Perché à 2 400 mètres d’altitude, au-dessus du barrage du Vieux-Emosson, se cache un trésor paléontologique unique au coeur des Alpes valaisannes en Suisse : le Sentier des Dinosaures. Après la fonte des neiges, généralement dès la mi-juillet, il est possible d’y observer des empreintes vieilles de plus de 240 millions d’années. Cette randonnée est l’occasion de faire un saut dans le temps.

Découvert le 23 août 1976 par le géologue français Georges Bronner, le site a été mis au jour lors d’un été particulièrement chaud.
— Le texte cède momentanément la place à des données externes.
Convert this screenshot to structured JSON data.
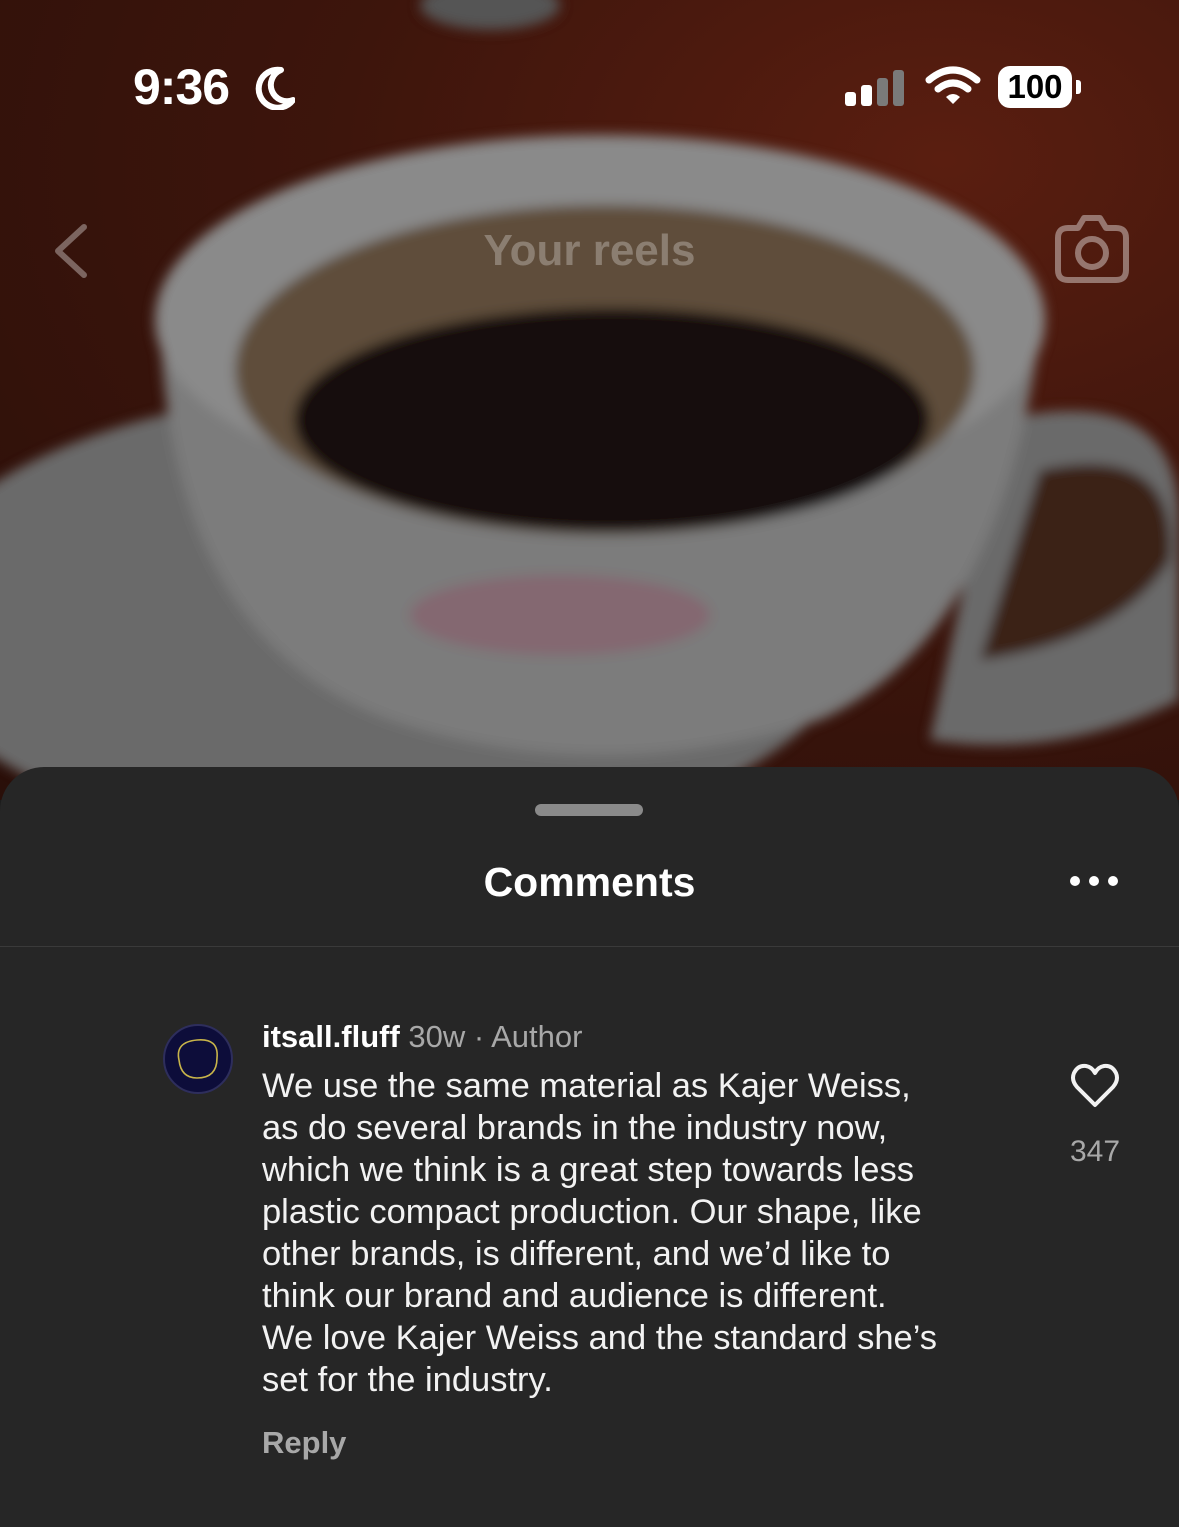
{
  "status_bar": {
    "time": "9:36",
    "battery": "100",
    "icons": [
      "moon-icon",
      "cellular-signal-icon",
      "wifi-icon",
      "battery-icon"
    ]
  },
  "top_bar": {
    "title": "Your reels",
    "icons": [
      "chevron-left-icon",
      "camera-icon"
    ]
  },
  "sheet": {
    "title": "Comments",
    "icons": [
      "more-horizontal-icon"
    ]
  },
  "comment": {
    "username": "itsall.fluff",
    "age": "30w",
    "separator": " · ",
    "badge": "Author",
    "lines": [
      "We use the same material as Kajer Weiss,",
      "as do several brands in the industry now,",
      "which we think is a great step towards less",
      "plastic compact production. Our shape, like",
      "other brands, is different, and we’d like to",
      "think our brand and audience is different.",
      "We love Kajer Weiss and the standard she’s",
      "set for the industry."
    ],
    "reply_label": "Reply",
    "like_count": "347",
    "icons": [
      "avatar",
      "heart-icon"
    ]
  },
  "colors": {
    "sheet_background": "#262626",
    "secondary_text": "#a8a8a8",
    "background_tint": "#3d150c"
  }
}
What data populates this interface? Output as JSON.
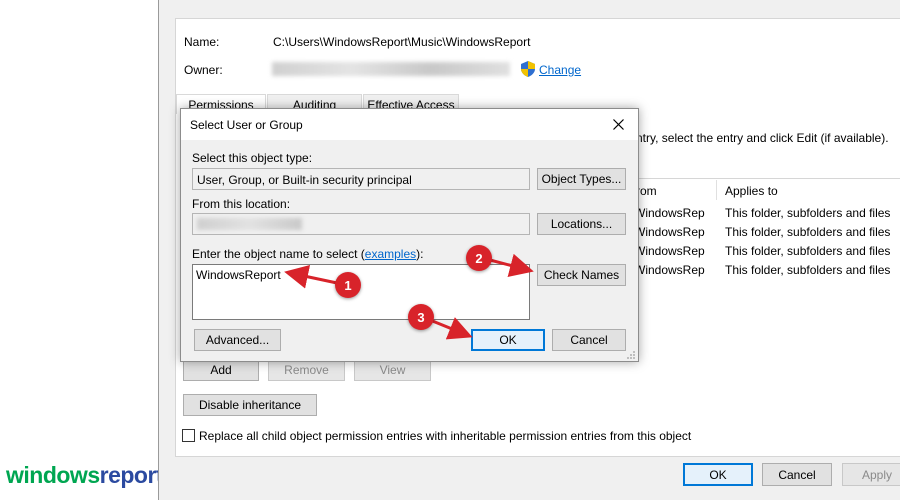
{
  "watermark": {
    "brand_part1": "windows",
    "brand_part2": "report"
  },
  "outer": {
    "name_label": "Name:",
    "name_value": "C:\\Users\\WindowsReport\\Music\\WindowsReport",
    "owner_label": "Owner:",
    "owner_value_obscured": "",
    "change_link": "Change",
    "tabs": [
      {
        "label": "Permissions",
        "active": true
      },
      {
        "label": "Auditing",
        "active": false
      },
      {
        "label": "Effective Access",
        "active": false
      }
    ],
    "instruction_partial": "ntry, select the entry and click Edit (if available).",
    "columns": {
      "from": "rom",
      "applies_to": "Applies to"
    },
    "rows": [
      {
        "from": "WindowsRep",
        "applies_to": "This folder, subfolders and files"
      },
      {
        "from": "WindowsRep",
        "applies_to": "This folder, subfolders and files"
      },
      {
        "from": "WindowsRep",
        "applies_to": "This folder, subfolders and files"
      },
      {
        "from": "WindowsRep",
        "applies_to": "This folder, subfolders and files"
      }
    ],
    "add_button": "Add",
    "remove_button": "Remove",
    "view_button": "View",
    "disable_inheritance_button": "Disable inheritance",
    "replace_checkbox_label": "Replace all child object permission entries with inheritable permission entries from this object",
    "replace_checked": false,
    "ok_button": "OK",
    "cancel_button": "Cancel",
    "apply_button": "Apply"
  },
  "dialog": {
    "title": "Select User or Group",
    "object_type_label": "Select this object type:",
    "object_type_value": "User, Group, or Built-in security principal",
    "object_types_button": "Object Types...",
    "location_label": "From this location:",
    "location_value_obscured": "",
    "locations_button": "Locations...",
    "enter_name_label_pre": "Enter the object name to select (",
    "examples_link": "examples",
    "enter_name_label_post": "):",
    "object_name_value": "WindowsReport",
    "check_names_button": "Check Names",
    "advanced_button": "Advanced...",
    "ok_button": "OK",
    "cancel_button": "Cancel"
  },
  "markers": [
    "1",
    "2",
    "3"
  ],
  "colors": {
    "marker": "#d8232a",
    "link": "#0066cc",
    "focus": "#0078d7",
    "brand_green": "#00a651"
  }
}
Les études menées par la suite, notamment en 2008, ont permis de mieux identifier les espèces à l’origine de ces traces. Contrairement à ce que l’on pourrait penser, elles ne proviennent pas de « vrais » dinosaures, mais de reptiles primitifs appartenant au groupe des archosaures — les ancêtres des dinosaures et des crocodiles.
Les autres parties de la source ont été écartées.